What did C.S. Lewis believe concerning how Christ's atonement saves His people? I remember reading his book, _Mere Christianity_, and he said that what matters is whether or not you believe in Christ's atonement, not how Christ's atonement works.


----------



## he beholds (Dec 7, 2008)

that does not sound right.


----------



## Hippo (Dec 7, 2008)

That seems fine to me, thank goodness that theological perfection is not the basis of salvation, the gospel (i.e. Chriss atonement) is.


----------



## Theognome (Dec 7, 2008)

When I read that book, he seemed to be appealing to mystery in that regard- something beyond our mere mortal comprehension.
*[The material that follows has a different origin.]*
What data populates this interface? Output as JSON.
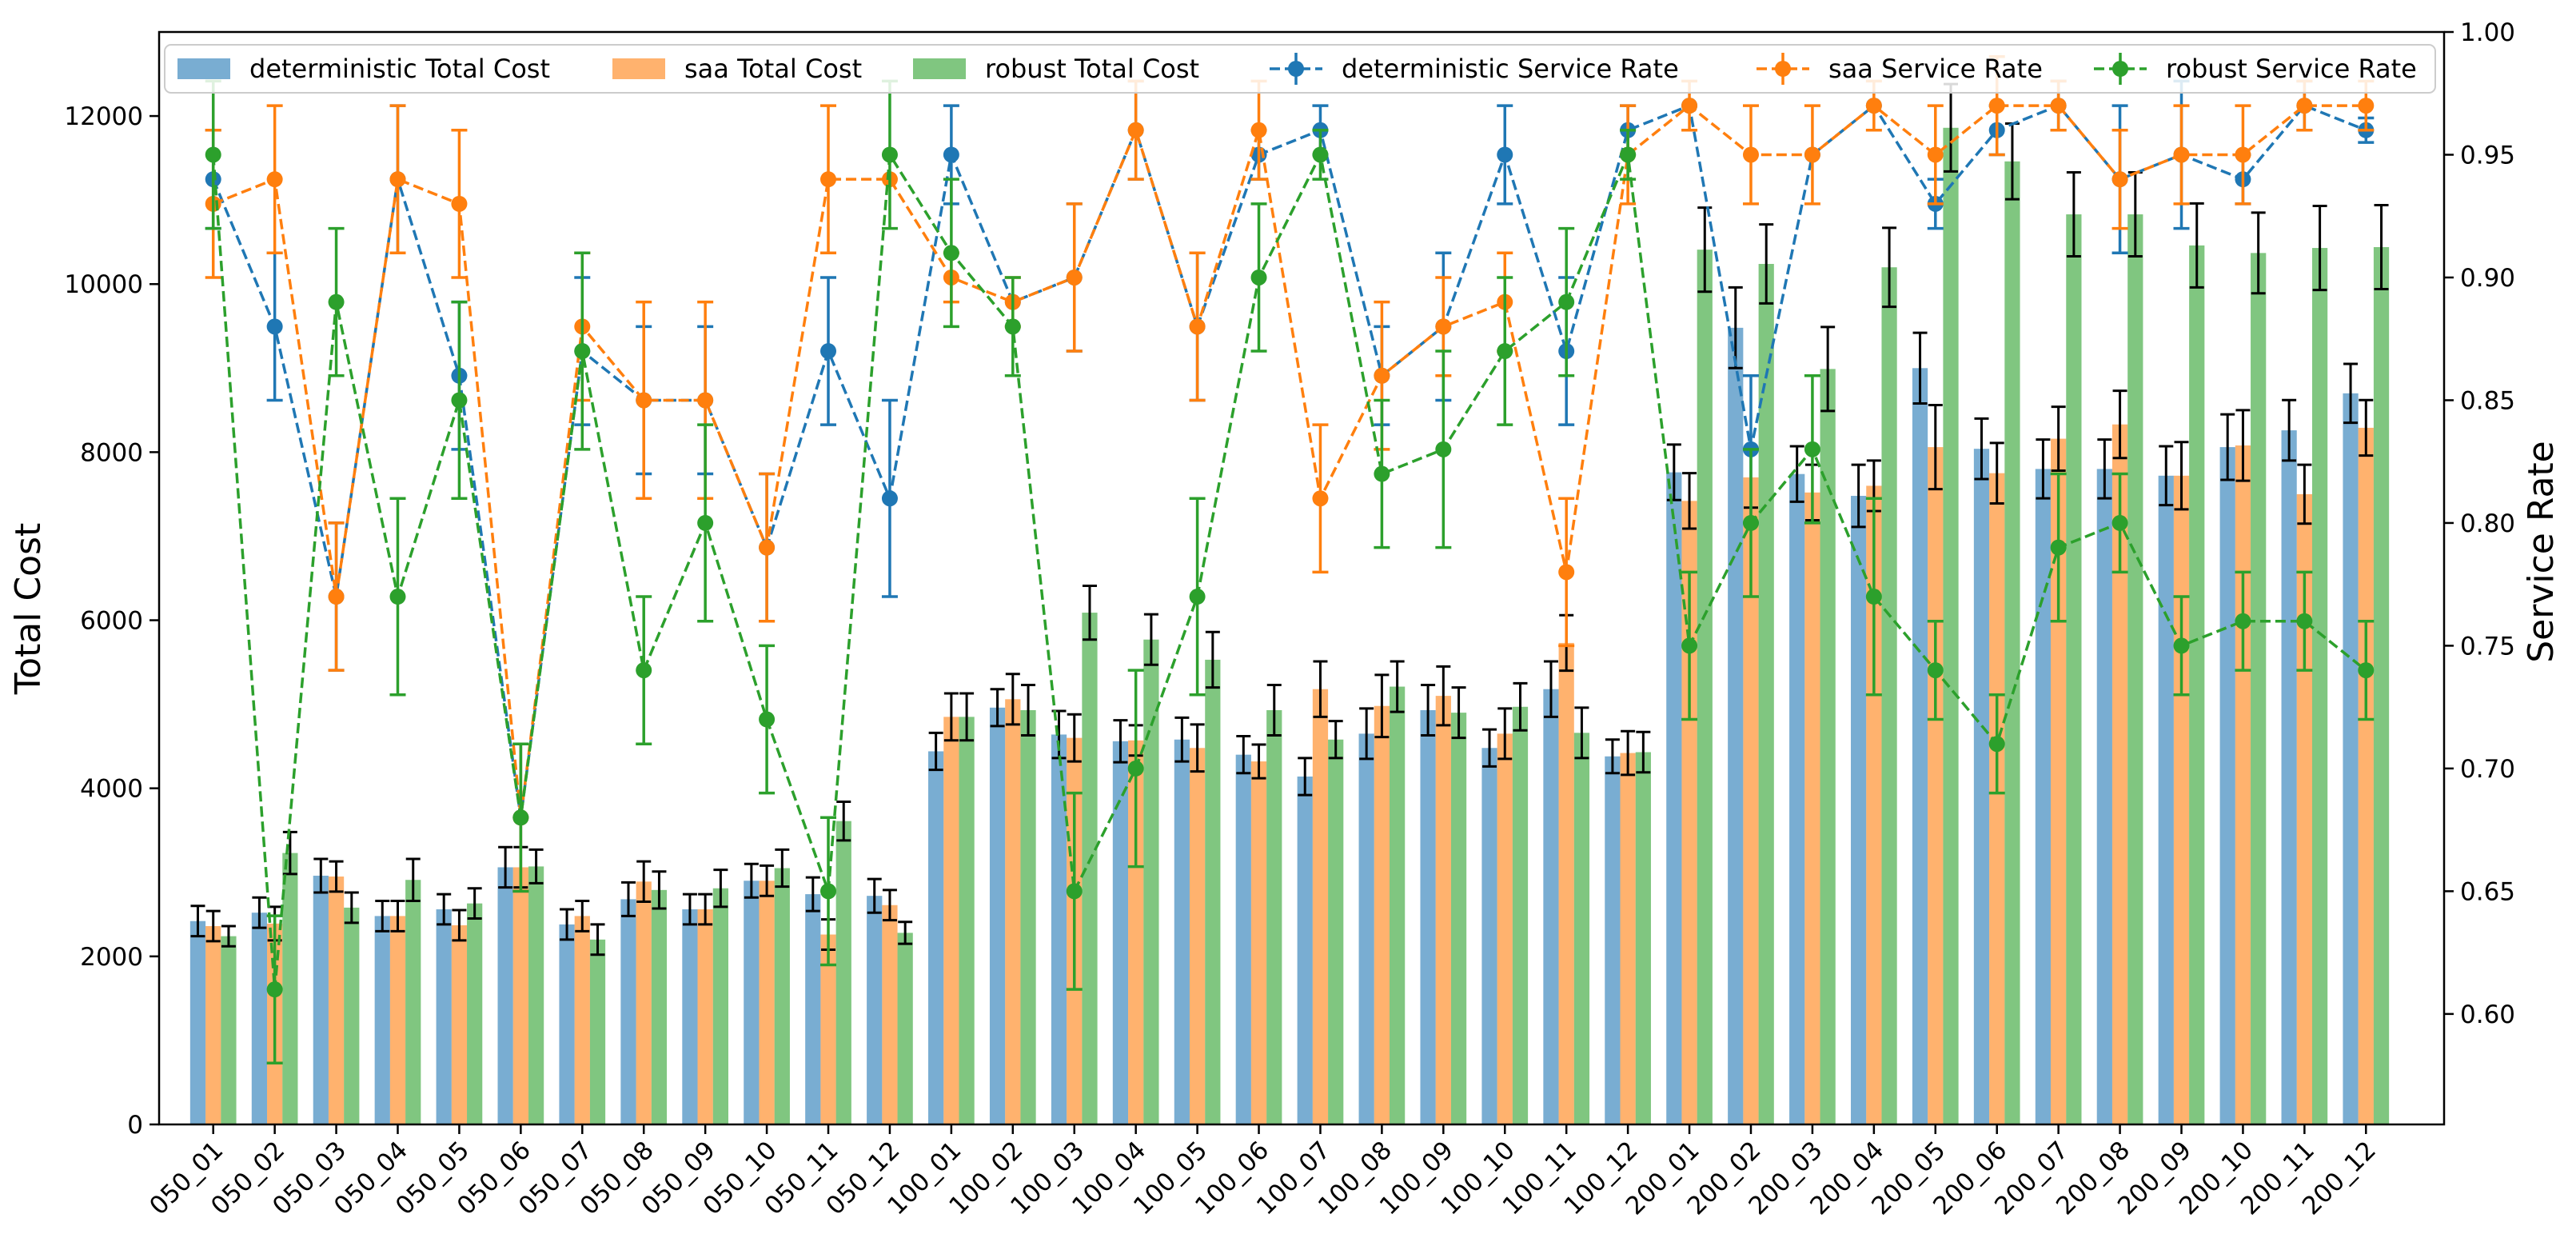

Belief is itself a gift from God, so in that aspect, he would be correct.

Theognome


----------



## he beholds (Dec 8, 2008)

Hippo said:


> That seems fine to me, thank goodness that theological perfection is not the basis of salvation, the gospel (i.e. Chriss atonement) is.



I'm sorry--I agree with you. What I meant is that I don't think "what matters is whether or not you believe in Christ's atonement, not how Christ's atonement works." I meant that I think they both _matter_, but you are right, not for salvation.


----------